Es gibt noch viel zu tun, um diesen «Hintergrundlärm» loszuwerden, insbesondere im klinischen Bereich und im Gesundheitswesen. «Krankenhäuser und Forschungsinstitute sind zum Beispiel noch immer nicht zur Einrichtung eines Rechenzentrums zur zentralen Datenerfassung verpflichtet, wie es hingegen in den Vereinigten Staaten bereits vor 20 Jahren gang und gäbe war, als ich an der Johns Hopkins University studierte», bemerkt Di Serio. In Europa wird heutzutage alles der freien Initiative der einzelnen Einrichtungen überlassen, was die Gefahr mit sich bringt, dass die Vorteile von Big Data verlorengehen. «Wenn es elektronische Patientenakten gäbe, die sowohl Hausärzten als auch Krankenhausfachärzten zur Verfügung stünden, um Daten routinemäßig und nicht nur im Krankheitsfall zu sammeln, könnte man die Früherkennung von Krankheiten und Krankheitsausbrüchen verbessern und auf diese Weise Ressourcen einsparen und vermeiden, dass es in Notfällen zu einer Überlastung der Krankenhäuser kommt», betont die Biostatistikerin. 

In allen europäischen Ländern besteht diesbezüglich ein erheblicher Nachholbedarf.
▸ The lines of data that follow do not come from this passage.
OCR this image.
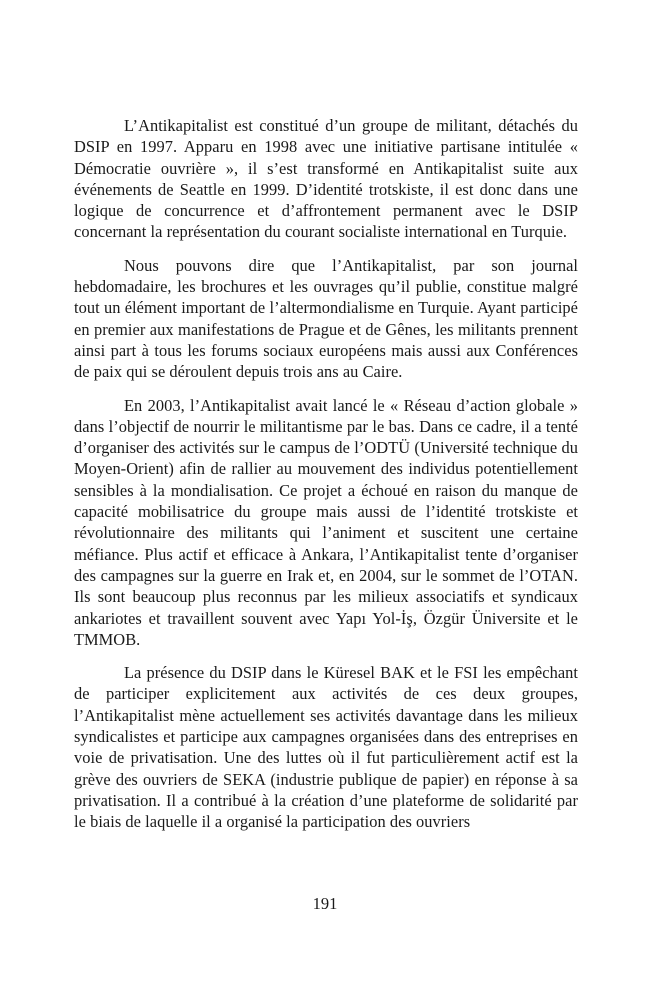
L’Antikapitalist est constitué d’un groupe de militant, détachés du DSIP en 1997. Apparu en 1998 avec une initiative partisane intitulée « Démocratie ouvrière », il s’est transformé en Antikapitalist suite aux événements de Seattle en 1999. D’identité trotskiste, il est donc dans une logique de concurrence et d’affrontement permanent avec le DSIP concernant la représentation du courant socialiste international en Turquie.

Nous pouvons dire que l’Antikapitalist, par son journal hebdomadaire, les brochures et les ouvrages qu’il publie, constitue malgré tout un élément important de l’altermondialisme en Turquie. Ayant participé en premier aux manifestations de Prague et de Gênes, les militants prennent ainsi part à tous les forums sociaux européens mais aussi aux Conférences de paix qui se déroulent depuis trois ans au Caire.

En 2003, l’Antikapitalist avait lancé le « Réseau d’action globale » dans l’objectif de nourrir le militantisme par le bas. Dans ce cadre, il a tenté d’organiser des activités sur le campus de l’ODTÜ (Université technique du Moyen-Orient) afin de rallier au mouvement des individus potentiellement sensibles à la mondialisation. Ce projet a échoué en raison du manque de capacité mobilisatrice du groupe mais aussi de l’identité trotskiste et révolutionnaire des militants qui l’animent et suscitent une certaine méfiance. Plus actif et efficace à Ankara, l’Antikapitalist tente d’organiser des campagnes sur la guerre en Irak et, en 2004, sur le sommet de l’OTAN. Ils sont beaucoup plus reconnus par les milieux associatifs et syndicaux ankariotes et travaillent souvent avec Yapı Yol-İş, Özgür Üniversite et le TMMOB.

La présence du DSIP dans le Küresel BAK et le FSI les empêchant de participer explicitement aux activités de ces deux groupes, l’Antikapitalist mène actuellement ses activités davantage dans les milieux syndicalistes et participe aux campagnes organisées dans des entreprises en voie de privatisation. Une des luttes où il fut particulièrement actif est la grève des ouvriers de SEKA (industrie publique de papier) en réponse à sa privatisation. Il a contribué à la création d’une plateforme de solidarité par le biais de laquelle il a organisé la participation des ouvriers

191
Das Tessin steht jedoch zum Glück relativ gut da, was der Vernetzungsarbeit des Tessiner Spitalverbunds Ente Ospedaliero Cantonale (EOC), der verschiedene Gesundheitseinrichtungen unter einem Dach zusammengeführt hat, zu verdanken ist. Di Serio zufolge hat dieser neue Ansatz bereits während der Pandemie Früchte getragen: «Wir konnten nämlich qualitativ hochwertige, wenngleich nicht riesige Datensätze sammeln, die uns geholfen haben, wissenschaftliche Rätsel zu lösen, mit denen hingegen andere Länder mit größeren Datenbanken zu kämpfen hatten. Das wichtigste der von uns erzielten Ergebnisse ist, dass nun definitiv geklärt ist, dass blutdrucksenkende Medikamente das Risiko für eine Covid-19-Erkrankung nicht erhöhen, sondern sogar eine schützende Wirkung haben: das genaue Gegenteil dessen, was man zunächst aufgrund der auf das Alter der untersuchten Patienten zurückzuführenden Störwirkung angenommen hatte.»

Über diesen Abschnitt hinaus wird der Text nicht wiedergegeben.